Comenzó a ordenar la casa, a hacer las camas y lavar los platos, barrer y quitar el polvo; pero no lograba sentir ningún entusiasmo por lo que hacía. Estaba inquieta. Le preocupaba el problema de qué hacer con su vida. Giraba en torno a los mismos argumentos familiares una y otra vez, sin poder pensar en otra cosa. Sintió que la casa le producía una sensación de claustrofobia. Afuera se extendía el mundo, un mundo de guerra y heroísmo, lleno de color y de gente, millones de personas; quería estar ahí, en el medio de todo, para conocer nuevas mentalidades y ver ciudades y escuchar música. Encendió la radio —un gesto automático—, y las noticias la hicieron sentir más y no menos sola. Estaban dando un informe sobre la guerra en Italia, las normas de racionamiento se habían flexibilizado un poco, el asesino londinente del estilete aún no había sido apresado, Roosevelt había pronunciado un discurso, Sandy Macpherson comenzó a tocar y Lucy apagó la radio. Nada le concernía, puesto que no pertenecía a aquel mundo. Le vinieron ganas de gritar.

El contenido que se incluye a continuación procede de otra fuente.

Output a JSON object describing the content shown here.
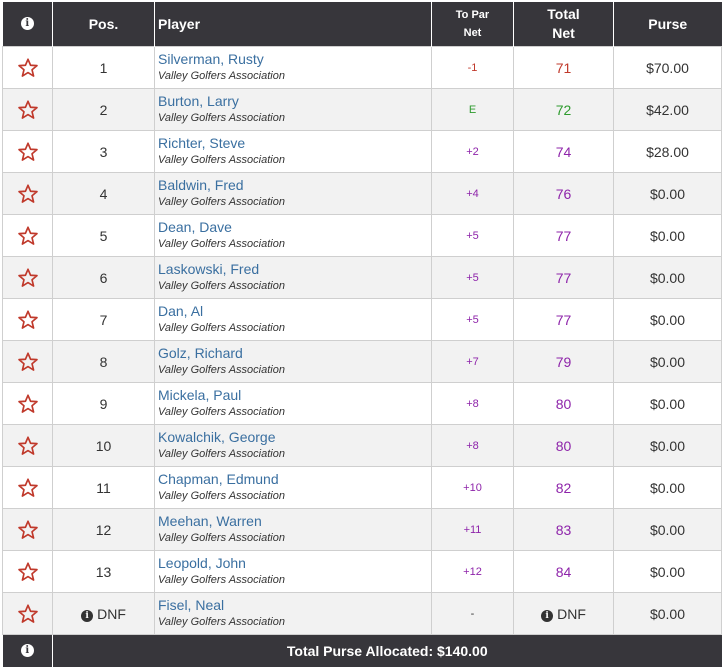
{
  "colors": {
    "header_bg": "#37363b",
    "player_link": "#3a6fa0",
    "under_par": "#c0392b",
    "even_par": "#2e9b2e",
    "over_par": "#8e24aa",
    "star_outline": "#c0392b"
  },
  "header": {
    "info_icon": "info-icon",
    "pos": "Pos.",
    "player": "Player",
    "to_par_line1": "To Par",
    "to_par_line2": "Net",
    "total_line1": "Total",
    "total_line2": "Net",
    "purse": "Purse"
  },
  "rows": [
    {
      "pos": "1",
      "player": "Silverman, Rusty",
      "club": "Valley Golfers Association",
      "to_par": "-1",
      "total": "71",
      "purse": "$70.00",
      "status": "under"
    },
    {
      "pos": "2",
      "player": "Burton, Larry",
      "club": "Valley Golfers Association",
      "to_par": "E",
      "total": "72",
      "purse": "$42.00",
      "status": "even"
    },
    {
      "pos": "3",
      "player": "Richter, Steve",
      "club": "Valley Golfers Association",
      "to_par": "+2",
      "total": "74",
      "purse": "$28.00",
      "status": "over"
    },
    {
      "pos": "4",
      "player": "Baldwin, Fred",
      "club": "Valley Golfers Association",
      "to_par": "+4",
      "total": "76",
      "purse": "$0.00",
      "status": "over"
    },
    {
      "pos": "5",
      "player": "Dean, Dave",
      "club": "Valley Golfers Association",
      "to_par": "+5",
      "total": "77",
      "purse": "$0.00",
      "status": "over"
    },
    {
      "pos": "6",
      "player": "Laskowski, Fred",
      "club": "Valley Golfers Association",
      "to_par": "+5",
      "total": "77",
      "purse": "$0.00",
      "status": "over"
    },
    {
      "pos": "7",
      "player": "Dan, Al",
      "club": "Valley Golfers Association",
      "to_par": "+5",
      "total": "77",
      "purse": "$0.00",
      "status": "over"
    },
    {
      "pos": "8",
      "player": "Golz, Richard",
      "club": "Valley Golfers Association",
      "to_par": "+7",
      "total": "79",
      "purse": "$0.00",
      "status": "over"
    },
    {
      "pos": "9",
      "player": "Mickela, Paul",
      "club": "Valley Golfers Association",
      "to_par": "+8",
      "total": "80",
      "purse": "$0.00",
      "status": "over"
    },
    {
      "pos": "10",
      "player": "Kowalchik, George",
      "club": "Valley Golfers Association",
      "to_par": "+8",
      "total": "80",
      "purse": "$0.00",
      "status": "over"
    },
    {
      "pos": "11",
      "player": "Chapman, Edmund",
      "club": "Valley Golfers Association",
      "to_par": "+10",
      "total": "82",
      "purse": "$0.00",
      "status": "over"
    },
    {
      "pos": "12",
      "player": "Meehan, Warren",
      "club": "Valley Golfers Association",
      "to_par": "+11",
      "total": "83",
      "purse": "$0.00",
      "status": "over"
    },
    {
      "pos": "13",
      "player": "Leopold, John",
      "club": "Valley Golfers Association",
      "to_par": "+12",
      "total": "84",
      "purse": "$0.00",
      "status": "over"
    },
    {
      "pos": "DNF",
      "player": "Fisel, Neal",
      "club": "Valley Golfers Association",
      "to_par": "-",
      "total": "DNF",
      "purse": "$0.00",
      "status": "dnf"
    }
  ],
  "footer": {
    "info_icon": "info-icon",
    "total_purse": "Total Purse Allocated: $140.00"
  },
  "icons": {
    "favorite": "star-outline-icon",
    "info": "info-icon"
  }
}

Pese al mal tiempo, tenía que salir de la casa. Aunque sólo fuera una escapada simbólica.., después de todo no eran las paredes de piedra las que la aprisionaban; pero era preferible el símbolo antes que nada. Fue a buscar a Jo arriba, separándole con alguna dificultad de un regimiento de soldaditos de plomo, y lo cubrió con ropa impermeable.

—¿Por qué salimos? —preguntó él.

—Para ver si viene la lancha.

—Tú has dicho que hoy no vendría.

—Bueno, por si acaso.

Se pusieron los brillantes sombreros amarillos, se los anudaron por debajo de la barbilla y salieron.

El viento constituía un golpe físico que casi hizo perder el equilibrio a Lucy. En pocos segundos su cara estuvo empapada, y los mechones de pelo que le asomaban por debajo del sombrero estaban pegados contra sus mejillas y la parte trasera del impermeable. Jo lanzaba exclamaciones de deleite y saltaba por encima de los charcos.

Caminaron por el acantilado hasta donde comenzaba la bahía. Mirando hacia abajo veían el enorme mar del Norte, con las gigantescas olas que se estrellaban contra los peñascos de la playa. La tormenta había arrancado la vegetación submarina de sabía Dios qué profundidad, y la arrojaba contra la arena y las rocas. Muy pronto, madre e hijo quedaron absortos en la siempre renovada remesa de olas. Ya lo habían contemplado otras veces; el mar ejercía sobre ambos un efecto hipnótico, y luego Lucy nunca estaba demasiado segura de cuánto tiempo había pasado en aquella silenciosa contemplación.